Alle Jahre wieder beginnen Kolumnen zur Weihnachtszeit mit den Worten »Alle Jahre wieder«. Manchmal enden sie auch so. Manchmal aber auch so: »Einen guten Rutsch und ein frohes neues Jahr wünscht…«. Dann kommt ein Name, z. B. Herbert Ribbentropp, Wolli »Weihnachtsmann« Wanker oder Helga-Eugenie Putz-Teuffel. Und damit ist das ganze Dilemma der Adventszeit auch ganz gut auf den Punkt gebracht. Es ist die Wiederkehr des Immergleichen. Weihnachtsfeiern, Kekse backen, noch schnell Geschenke kaufen, hoffen, dass man das Richtige gefunden hat, Krippenspiel in der Kirche, Familienstreit unterm Christbaum, Geschenke umtauschen an den Tagen danach…
Bin ich damit ein »Weihnachtsmuffel« oder gar ein ‚»-hasser«? Nein, in diese schäbige Schublade möchte ich mich selbstredend nicht einsortieren lassen, obwohl ich mich als Gottesleugner dort durchaus zeitweise wohl zu fühlen vermag, aber immer möchte ich hier nicht lagern. Denn diese Feiertage haben doch auch schöne Seiten: Weihnachten ist zwar nicht der Geburtstag von Jesus, wohl aber die Zeit, in der der Mensch in der nördlichen Hemisphäre in eine Art Winterstarre fällt. Man will sich nicht unnötig bewegen, das Haus verlassen sowieso nicht, nur Kaubewegungen fallen leicht, deshalb isst man viel und läuft wenig, bis man sich eine schöne Speckschicht angefuttert hat, die einem hilft, nicht den bitteren Kältetod in dem mehrere Wochen währenden Schneesturm im Januar und Februar zu erleiden.

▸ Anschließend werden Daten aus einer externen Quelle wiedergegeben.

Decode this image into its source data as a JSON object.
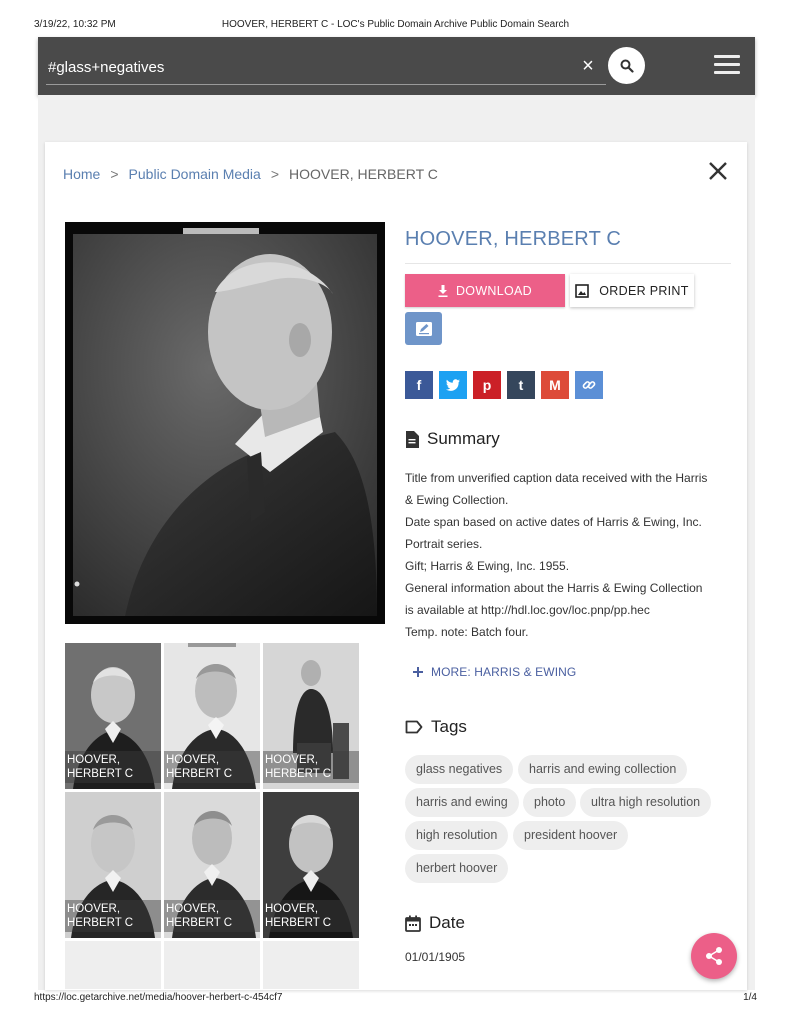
{
  "print": {
    "datetime": "3/19/22, 10:32 PM",
    "doc_title": "HOOVER, HERBERT C - LOC's Public Domain Archive Public Domain Search",
    "url": "https://loc.getarchive.net/media/hoover-herbert-c-454cf7",
    "page": "1/4"
  },
  "search": {
    "value": "#glass+negatives",
    "clear_label": "×"
  },
  "breadcrumb": {
    "home": "Home",
    "section": "Public Domain Media",
    "current": "HOOVER, HERBERT C",
    "separator": ">"
  },
  "item": {
    "title": "HOOVER, HERBERT C",
    "download_label": "DOWNLOAD",
    "order_label": "ORDER PRINT"
  },
  "share": [
    {
      "icon": "facebook-icon",
      "glyph": "f",
      "color": "#3b5998"
    },
    {
      "icon": "twitter-icon",
      "glyph": "t",
      "color": "#1da1f2"
    },
    {
      "icon": "pinterest-icon",
      "glyph": "p",
      "color": "#cb2027"
    },
    {
      "icon": "tumblr-icon",
      "glyph": "t",
      "color": "#35465c"
    },
    {
      "icon": "gmail-icon",
      "glyph": "M",
      "color": "#dd4b39"
    },
    {
      "icon": "link-icon",
      "glyph": "⚭",
      "color": "#5b8fd6"
    }
  ],
  "summary": {
    "heading": "Summary",
    "lines": [
      "Title from unverified caption data received with the Harris",
      "& Ewing Collection.",
      "Date span based on active dates of Harris & Ewing, Inc.",
      "Portrait series.",
      "Gift; Harris & Ewing, Inc. 1955.",
      "General information about the Harris & Ewing Collection",
      "is available at http://hdl.loc.gov/loc.pnp/pp.hec",
      "Temp. note: Batch four."
    ],
    "more_label": "MORE: HARRIS & EWING"
  },
  "tags": {
    "heading": "Tags",
    "items": [
      "glass negatives",
      "harris and ewing collection",
      "harris and ewing",
      "photo",
      "ultra high resolution",
      "high resolution",
      "president hoover",
      "herbert hoover"
    ]
  },
  "date": {
    "heading": "Date",
    "value": "01/01/1905"
  },
  "thumbnails": [
    {
      "line1": "HOOVER,",
      "line2": "HERBERT C"
    },
    {
      "line1": "HOOVER,",
      "line2": "HERBERT C"
    },
    {
      "line1": "HOOVER,",
      "line2": "HERBERT C"
    },
    {
      "line1": "HOOVER,",
      "line2": "HERBERT C"
    },
    {
      "line1": "HOOVER,",
      "line2": "HERBERT C"
    },
    {
      "line1": "HOOVER,",
      "line2": "HERBERT C"
    }
  ],
  "colors": {
    "accent_pink": "#ec5f88",
    "link_blue": "#5a7fb0",
    "topbar": "#4a4a4a"
  }
}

Hat man das dann glücklich überstanden, folgt die Frühjahrsmüdigkeit, die Sommerträgheit und eine nur im Bett auszukurierende, zärtliche Herbstdepression. So hat man immer einen Grund, sich dem Müßiggang hinzugeben und sein Leben in einem angenehmen Völlegefühldämmerzustand zu verbringen. Das jedoch ist heutzutage nicht mehr angesagt. Die modernen Zeiten verlangen fleißige und wetterfeste Menschenbienlein, die rund um die Uhr und zu jeder Jahreszeit schaffen wollen und stets fit for job und fit for fun sind. Fat for fun darf niemand sein.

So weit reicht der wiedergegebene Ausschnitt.